The UK Health Security Agency has warned that measles cases could rapidly increase unless more vaccinations are administered. Over four million parents, caregivers, and young adults are being notified that they or their children have missed one or both doses of the vaccine.
Measles is a highly contagious disease spread through coughs and sneezes, with symptoms including high fever, sore and watery eyes, coughing, sneezing, and a blotchy red or brown rash. The disease usually clears up after seven to ten days, but can lead to complications such as pneumonia, meningitis, blindness, and seizures.
People of all ages can contract measles, but it can be particularly dangerous for pregnant women, leading to stillbirth, miscarriage, or low birth weight babies. Therefore, the NHS is encouraging young adults to ensure they are fully vaccinated before starting a family.
The MMR vaccine is highly effective in preventing measles, with two doses providing protection for 99% of people against measles and rubella, and 88% against mumps. The first dose is typically given at 12 months and the second at around three years and four months. However, catch-up jabs can be arranged at any age.

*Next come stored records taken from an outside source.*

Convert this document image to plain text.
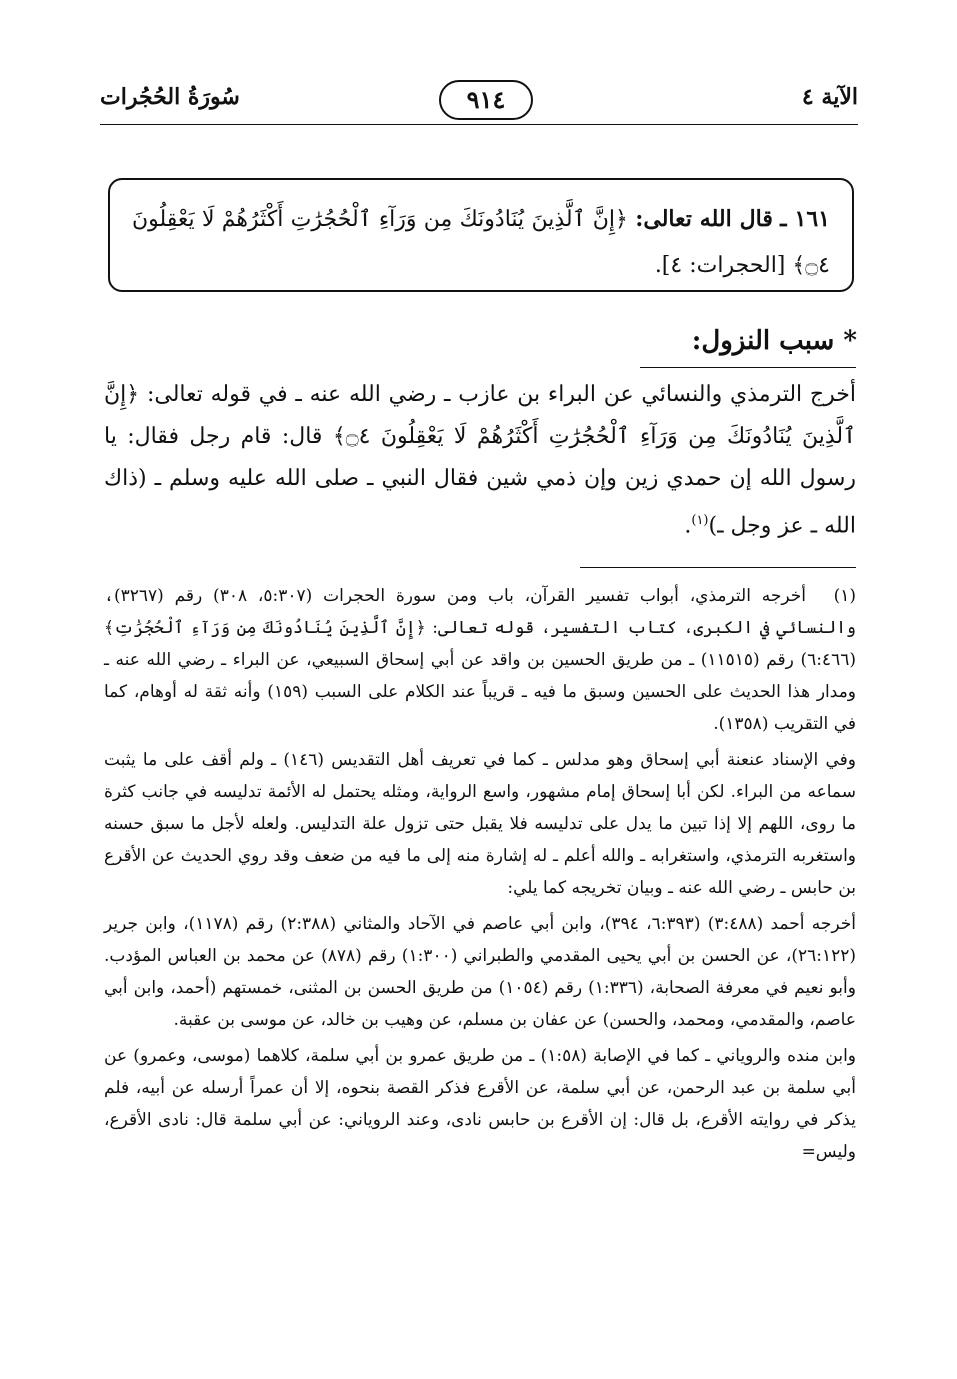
الآية ٤
٩١٤
سُورَةُ الحُجُرات
١٦١ ـ قال الله تعالى: ﴿إِنَّ ٱلَّذِينَ يُنَادُونَكَ مِن وَرَآءِ ٱلْحُجُرَٰتِ أَكْثَرُهُمْ لَا يَعْقِلُونَ ۝٤﴾ [الحجرات: ٤].
* سبب النزول:
أخرج الترمذي والنسائي عن البراء بن عازب ـ رضي الله عنه ـ في قوله تعالى: ﴿إِنَّ ٱلَّذِينَ يُنَادُونَكَ مِن وَرَآءِ ٱلْحُجُرَٰتِ أَكْثَرُهُمْ لَا يَعْقِلُونَ ۝٤﴾ قال: قام رجل فقال: يا رسول الله إن حمدي زين وإن ذمي شين فقال النبي ـ صلى الله عليه وسلم ـ (ذاك الله ـ عز وجل ـ)$^{(١)}$.

(١)أخرجه الترمذي، أبواب تفسير القرآن، باب ومن سورة الحجرات (٥:٣٠٧، ٣٠٨) رقم (٣٢٦٧)، والنسائي في الكبرى، كتاب التفسير، قوله تعالى: ﴿إِنَّ ٱلَّذِينَ يُنَادُونَكَ مِن وَرَآءِ ٱلْحُجُرَٰتِ﴾ (٦:٤٦٦) رقم (١١٥١٥) ـ من طريق الحسين بن واقد عن أبي إسحاق السبيعي، عن البراء ـ رضي الله عنه ـ ومدار هذا الحديث على الحسين وسبق ما فيه ـ قريباً عند الكلام على السبب (١٥٩) وأنه ثقة له أوهام، كما في التقريب (١٣٥٨).

وفي الإسناد عنعنة أبي إسحاق وهو مدلس ـ كما في تعريف أهل التقديس (١٤٦) ـ ولم أقف على ما يثبت سماعه من البراء. لكن أبا إسحاق إمام مشهور، واسع الرواية، ومثله يحتمل له الأئمة تدليسه في جانب كثرة ما روى، اللهم إلا إذا تبين ما يدل على تدليسه فلا يقبل حتى تزول علة التدليس. ولعله لأجل ما سبق حسنه واستغربه الترمذي، واستغرابه ـ والله أعلم ـ له إشارة منه إلى ما فيه من ضعف وقد روي الحديث عن الأقرع بن حابس ـ رضي الله عنه ـ وبيان تخريجه كما يلي:

أخرجه أحمد (٣:٤٨٨) (٦:٣٩٣، ٣٩٤)، وابن أبي عاصم في الآحاد والمثاني (٢:٣٨٨) رقم (١١٧٨)، وابن جرير (٢٦:١٢٢)، عن الحسن بن أبي يحيى المقدمي والطبراني (١:٣٠٠) رقم (٨٧٨) عن محمد بن العباس المؤدب. وأبو نعيم في معرفة الصحابة، (١:٣٣٦) رقم (١٠٥٤) من طريق الحسن بن المثنى، خمستهم (أحمد، وابن أبي عاصم، والمقدمي، ومحمد، والحسن) عن عفان بن مسلم، عن وهيب بن خالد، عن موسى بن عقبة.

وابن منده والروياني ـ كما في الإصابة (١:٥٨) ـ من طريق عمرو بن أبي سلمة، كلاهما (موسى، وعمرو) عن أبي سلمة بن عبد الرحمن، عن أبي سلمة، عن الأقرع فذكر القصة بنحوه، إلا أن عمراً أرسله عن أبيه، فلم يذكر في روايته الأقرع، بل قال: إن الأقرع بن حابس نادى، وعند الروياني: عن أبي سلمة قال: نادى الأقرع، وليس=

Despite false claims linking the MMR vaccine to autism, there is no scientific evidence supporting this connection. The rise in measles cases is largely due to vaccination rates falling below World Health Organization targets.
Outbreaks have been most prevalent in the West Midlands, particularly Birmingham, with over 200 cases in recent months. Smaller outbreaks have occurred in parts of London and other areas of the country.
The NHS advises those who contract measles to take paracetamol or ibuprofen to relieve symptoms, rest, drink plenty of fluids, and maintain good hygiene. Urgent medical advice should be sought for pregnant women or those with weakened immune systems after contact with someone with measles.